Apprenticeship starts in one of England’s largest cities have shown a “notable and significant decline” since the introduction of the levy, according to local training providers.

A total of 50 “established and reputable apprenticeship providers with a strong track record of apprenticeship delivery” completed the Greater Manchester Learning Provider Network apprenticeship impact survey, which compared starts between June 1 and August 31 this year with the same period last year.

The drop has emerged just a day before the government publishes its own figures on the overall number of apprenticeship starts for the final quarter of 2016/17.

It is feared this will also show a dramatic drop, as anecdotal reports abound that starts have tumbled since the apprenticeship levy came into force in May.

The Manchester providers between them recorded 4,366 starts across all ages and all levels over the three-month period this year – a drop of 36 per cent, or 2,477, from the 2016 figure of 6,843.

The most dramatic fall was among apprentices aged 25 and older, with starts down 50 per cent across all levels – from 3,217 in 2016 to 1,594 this year.

At the same time, the “overwhelming majority” of providers reported a drop in demand from both levy and non-levy-paying employers – some are even reporting a full 100-per-cent decline in demand.

Mark Dawe, the chief executive of the Association of Employment and Learning Providers, said the survey findings were “particularly alarming” as “Greater Manchester is a mature apprenticeship market populated with many good-quality providers, so it’s really worrying to think what it will be like elsewhere”.

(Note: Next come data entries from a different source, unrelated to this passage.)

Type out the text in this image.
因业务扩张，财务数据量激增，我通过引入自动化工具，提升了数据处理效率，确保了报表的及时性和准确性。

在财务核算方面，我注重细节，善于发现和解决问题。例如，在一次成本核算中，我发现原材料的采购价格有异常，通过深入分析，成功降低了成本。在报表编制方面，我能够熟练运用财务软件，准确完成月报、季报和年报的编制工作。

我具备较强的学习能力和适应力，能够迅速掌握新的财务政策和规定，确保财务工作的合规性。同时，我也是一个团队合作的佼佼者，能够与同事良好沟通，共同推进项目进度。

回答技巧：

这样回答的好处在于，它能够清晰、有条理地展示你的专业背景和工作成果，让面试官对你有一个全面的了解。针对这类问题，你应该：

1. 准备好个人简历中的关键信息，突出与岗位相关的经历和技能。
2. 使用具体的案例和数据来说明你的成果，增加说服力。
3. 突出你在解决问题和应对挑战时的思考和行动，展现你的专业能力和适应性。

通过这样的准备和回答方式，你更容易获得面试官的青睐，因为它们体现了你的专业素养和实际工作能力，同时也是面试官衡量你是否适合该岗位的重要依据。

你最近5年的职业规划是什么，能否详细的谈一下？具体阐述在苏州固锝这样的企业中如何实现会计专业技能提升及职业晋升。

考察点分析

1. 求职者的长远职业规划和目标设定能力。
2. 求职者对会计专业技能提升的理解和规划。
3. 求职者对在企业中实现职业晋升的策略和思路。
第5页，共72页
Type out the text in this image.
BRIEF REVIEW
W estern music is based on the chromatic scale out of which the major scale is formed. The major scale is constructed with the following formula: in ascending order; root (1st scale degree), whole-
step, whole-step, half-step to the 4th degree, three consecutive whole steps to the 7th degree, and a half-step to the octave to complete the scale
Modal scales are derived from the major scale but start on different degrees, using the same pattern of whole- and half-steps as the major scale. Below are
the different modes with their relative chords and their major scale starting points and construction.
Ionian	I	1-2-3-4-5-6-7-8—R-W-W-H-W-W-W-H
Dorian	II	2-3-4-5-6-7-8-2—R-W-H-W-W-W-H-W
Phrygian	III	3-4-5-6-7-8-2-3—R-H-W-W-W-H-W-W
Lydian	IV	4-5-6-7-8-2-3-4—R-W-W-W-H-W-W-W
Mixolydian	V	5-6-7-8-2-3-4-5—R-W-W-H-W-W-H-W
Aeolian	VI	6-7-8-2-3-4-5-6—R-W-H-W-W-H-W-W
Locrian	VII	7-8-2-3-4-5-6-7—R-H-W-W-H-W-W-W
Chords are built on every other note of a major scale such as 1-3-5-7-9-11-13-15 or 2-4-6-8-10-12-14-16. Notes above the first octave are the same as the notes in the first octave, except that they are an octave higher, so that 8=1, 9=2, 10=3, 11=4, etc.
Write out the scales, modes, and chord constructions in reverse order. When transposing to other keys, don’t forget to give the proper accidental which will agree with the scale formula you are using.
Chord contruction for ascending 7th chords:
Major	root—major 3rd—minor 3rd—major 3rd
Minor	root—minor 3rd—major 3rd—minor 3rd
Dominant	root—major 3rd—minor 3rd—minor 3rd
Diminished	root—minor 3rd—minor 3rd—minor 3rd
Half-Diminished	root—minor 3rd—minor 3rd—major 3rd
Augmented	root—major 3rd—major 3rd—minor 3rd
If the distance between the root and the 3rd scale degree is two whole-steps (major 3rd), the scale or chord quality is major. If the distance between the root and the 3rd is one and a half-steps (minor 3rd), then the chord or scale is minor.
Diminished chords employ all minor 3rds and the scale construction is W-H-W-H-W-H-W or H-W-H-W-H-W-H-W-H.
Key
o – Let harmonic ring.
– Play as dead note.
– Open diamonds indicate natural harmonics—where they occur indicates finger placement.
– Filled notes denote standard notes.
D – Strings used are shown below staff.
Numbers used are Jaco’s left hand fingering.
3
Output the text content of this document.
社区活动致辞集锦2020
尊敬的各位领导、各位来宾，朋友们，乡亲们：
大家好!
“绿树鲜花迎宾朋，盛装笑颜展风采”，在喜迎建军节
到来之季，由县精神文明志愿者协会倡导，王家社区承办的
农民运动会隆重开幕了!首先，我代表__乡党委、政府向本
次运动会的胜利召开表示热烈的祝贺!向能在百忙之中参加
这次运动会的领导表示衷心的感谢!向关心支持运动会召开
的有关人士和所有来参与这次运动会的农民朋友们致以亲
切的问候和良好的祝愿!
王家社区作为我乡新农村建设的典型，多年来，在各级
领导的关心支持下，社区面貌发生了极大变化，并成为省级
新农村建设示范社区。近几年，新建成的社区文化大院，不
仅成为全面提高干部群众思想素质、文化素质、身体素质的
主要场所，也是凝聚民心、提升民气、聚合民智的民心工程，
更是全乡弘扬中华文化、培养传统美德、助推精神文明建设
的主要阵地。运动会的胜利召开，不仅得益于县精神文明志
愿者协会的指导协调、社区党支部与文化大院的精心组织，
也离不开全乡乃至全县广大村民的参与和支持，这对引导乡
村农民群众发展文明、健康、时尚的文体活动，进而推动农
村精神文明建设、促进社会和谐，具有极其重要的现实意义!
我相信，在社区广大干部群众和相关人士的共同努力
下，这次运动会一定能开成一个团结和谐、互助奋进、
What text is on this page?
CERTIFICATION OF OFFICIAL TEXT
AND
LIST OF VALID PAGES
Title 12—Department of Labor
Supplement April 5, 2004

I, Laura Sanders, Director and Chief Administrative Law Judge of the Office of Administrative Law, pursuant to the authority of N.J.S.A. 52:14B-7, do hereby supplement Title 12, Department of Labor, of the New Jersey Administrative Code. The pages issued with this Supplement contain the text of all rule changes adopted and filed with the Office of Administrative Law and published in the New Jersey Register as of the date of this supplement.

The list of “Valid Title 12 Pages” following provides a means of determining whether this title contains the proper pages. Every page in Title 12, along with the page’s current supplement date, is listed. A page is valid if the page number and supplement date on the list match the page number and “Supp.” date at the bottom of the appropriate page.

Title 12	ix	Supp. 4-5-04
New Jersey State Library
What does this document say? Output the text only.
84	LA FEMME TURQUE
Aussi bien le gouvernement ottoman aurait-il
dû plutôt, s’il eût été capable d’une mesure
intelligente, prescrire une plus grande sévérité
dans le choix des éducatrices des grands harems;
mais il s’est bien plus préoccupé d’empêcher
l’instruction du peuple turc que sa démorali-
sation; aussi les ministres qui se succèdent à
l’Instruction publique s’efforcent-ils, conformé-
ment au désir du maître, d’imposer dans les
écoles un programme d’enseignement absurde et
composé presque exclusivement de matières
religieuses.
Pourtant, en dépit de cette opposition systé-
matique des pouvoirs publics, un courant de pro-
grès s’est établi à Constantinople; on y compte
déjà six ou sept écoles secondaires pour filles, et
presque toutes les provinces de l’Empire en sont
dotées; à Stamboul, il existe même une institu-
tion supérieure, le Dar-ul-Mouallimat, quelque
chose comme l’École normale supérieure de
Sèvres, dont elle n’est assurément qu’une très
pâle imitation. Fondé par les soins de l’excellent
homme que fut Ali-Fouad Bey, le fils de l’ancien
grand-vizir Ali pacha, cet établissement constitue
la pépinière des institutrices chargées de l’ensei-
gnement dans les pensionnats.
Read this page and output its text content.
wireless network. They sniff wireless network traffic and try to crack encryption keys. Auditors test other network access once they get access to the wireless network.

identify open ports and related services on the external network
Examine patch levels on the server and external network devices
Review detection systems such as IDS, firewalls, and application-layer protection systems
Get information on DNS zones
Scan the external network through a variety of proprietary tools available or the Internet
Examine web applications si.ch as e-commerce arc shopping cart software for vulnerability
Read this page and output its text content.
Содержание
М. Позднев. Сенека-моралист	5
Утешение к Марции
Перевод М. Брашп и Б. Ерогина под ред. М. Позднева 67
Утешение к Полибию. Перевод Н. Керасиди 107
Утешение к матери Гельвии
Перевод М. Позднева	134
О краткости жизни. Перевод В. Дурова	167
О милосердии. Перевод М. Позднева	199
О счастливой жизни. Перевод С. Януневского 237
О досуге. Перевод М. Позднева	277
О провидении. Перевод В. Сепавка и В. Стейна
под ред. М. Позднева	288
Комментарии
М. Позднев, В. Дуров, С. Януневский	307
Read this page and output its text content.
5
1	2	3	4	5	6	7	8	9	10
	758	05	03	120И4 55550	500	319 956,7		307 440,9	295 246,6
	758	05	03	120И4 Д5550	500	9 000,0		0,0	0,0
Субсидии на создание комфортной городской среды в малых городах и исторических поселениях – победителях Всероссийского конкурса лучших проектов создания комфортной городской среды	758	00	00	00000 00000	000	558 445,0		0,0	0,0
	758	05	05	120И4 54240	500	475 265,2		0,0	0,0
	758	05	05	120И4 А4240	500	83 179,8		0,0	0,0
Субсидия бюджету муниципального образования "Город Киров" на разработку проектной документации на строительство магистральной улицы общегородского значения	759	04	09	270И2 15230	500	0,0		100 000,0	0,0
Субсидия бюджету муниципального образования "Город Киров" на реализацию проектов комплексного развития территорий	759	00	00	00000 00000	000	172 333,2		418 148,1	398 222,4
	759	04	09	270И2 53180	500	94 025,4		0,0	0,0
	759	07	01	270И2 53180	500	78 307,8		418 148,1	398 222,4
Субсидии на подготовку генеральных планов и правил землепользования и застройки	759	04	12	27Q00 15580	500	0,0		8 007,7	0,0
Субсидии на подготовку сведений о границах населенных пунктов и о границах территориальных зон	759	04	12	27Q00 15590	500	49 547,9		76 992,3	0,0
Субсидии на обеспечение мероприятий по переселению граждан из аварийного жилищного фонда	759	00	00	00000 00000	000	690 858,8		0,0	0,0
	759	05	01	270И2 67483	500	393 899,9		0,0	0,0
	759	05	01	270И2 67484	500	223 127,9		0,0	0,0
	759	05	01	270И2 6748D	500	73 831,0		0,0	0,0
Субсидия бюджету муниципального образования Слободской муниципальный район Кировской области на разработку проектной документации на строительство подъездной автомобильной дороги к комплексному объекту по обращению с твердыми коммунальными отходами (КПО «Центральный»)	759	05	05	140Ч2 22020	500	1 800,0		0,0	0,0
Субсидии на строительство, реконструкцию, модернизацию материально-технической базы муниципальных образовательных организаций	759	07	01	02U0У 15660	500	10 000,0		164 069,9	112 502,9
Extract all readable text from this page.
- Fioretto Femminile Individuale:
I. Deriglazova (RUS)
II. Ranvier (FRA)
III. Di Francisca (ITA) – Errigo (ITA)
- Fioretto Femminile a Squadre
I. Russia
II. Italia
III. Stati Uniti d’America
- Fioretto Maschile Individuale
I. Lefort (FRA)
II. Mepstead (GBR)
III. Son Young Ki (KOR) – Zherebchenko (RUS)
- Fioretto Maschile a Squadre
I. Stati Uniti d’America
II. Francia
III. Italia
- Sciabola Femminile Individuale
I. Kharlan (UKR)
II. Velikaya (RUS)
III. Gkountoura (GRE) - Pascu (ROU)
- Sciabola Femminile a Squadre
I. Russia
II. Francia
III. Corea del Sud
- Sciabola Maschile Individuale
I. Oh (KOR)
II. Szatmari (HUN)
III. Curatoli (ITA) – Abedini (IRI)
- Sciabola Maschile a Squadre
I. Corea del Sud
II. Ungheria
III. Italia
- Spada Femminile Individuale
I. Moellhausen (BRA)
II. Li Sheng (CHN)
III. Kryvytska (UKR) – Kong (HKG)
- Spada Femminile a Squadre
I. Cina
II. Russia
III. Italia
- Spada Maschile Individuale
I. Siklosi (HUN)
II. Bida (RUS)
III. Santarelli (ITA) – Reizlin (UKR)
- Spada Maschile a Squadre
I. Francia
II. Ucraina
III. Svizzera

Andy Fawcett, the network’s executive director, described the fall as “dramatic”.

“Having surveyed our members who deliver over 85 per cent of apprenticeships in Greater Manchester, it is clear that the reforms have led to a significant and dramatic reduction in starts. The funding reductions, off-the-job training requirements and mandatory employer contributions have depressed employer demand,” he said.

“Of great concern is the drop in level two apprenticeship opportunities. At a time when government is prioritising social mobility here we have an example where their policy in action is taking us in completely the wrong direction.”

The government will publish its latest statistical first release tomorrow, which will include figures on the overall number of apprenticeship starts for the final quarter of 2016/17.

Figures published last week revealed that barely half of eligible employers were registered with the apprenticeships service, which is currently only open to large, levy-paying companies.

And the apprenticeships minister Anne Milton admitted at last week’s Conservative Party conference that she was “flabbergasted” that many large companies were unaware of the levy – even though they were paying it.

Lack of understanding and awareness of the apprenticeship reforms was among the reasons cited by respondents to the Manchester survey for why starts had fallen.

Other issues included the 20-per-cent off-the-job training requirement and the 10-per-cent employer contribution, both seen as barriers by some companies.

Meanwhile, roadblocks introduced by the government, including the introduction of a minimum turnover of £200,000 in the recent non-levy tender, have also added to the decline.

Mr Dawe claimed the results were further evidence that “ministers need to take an urgent look at the co-investment and 20-per-cent off-the-job training requirements”.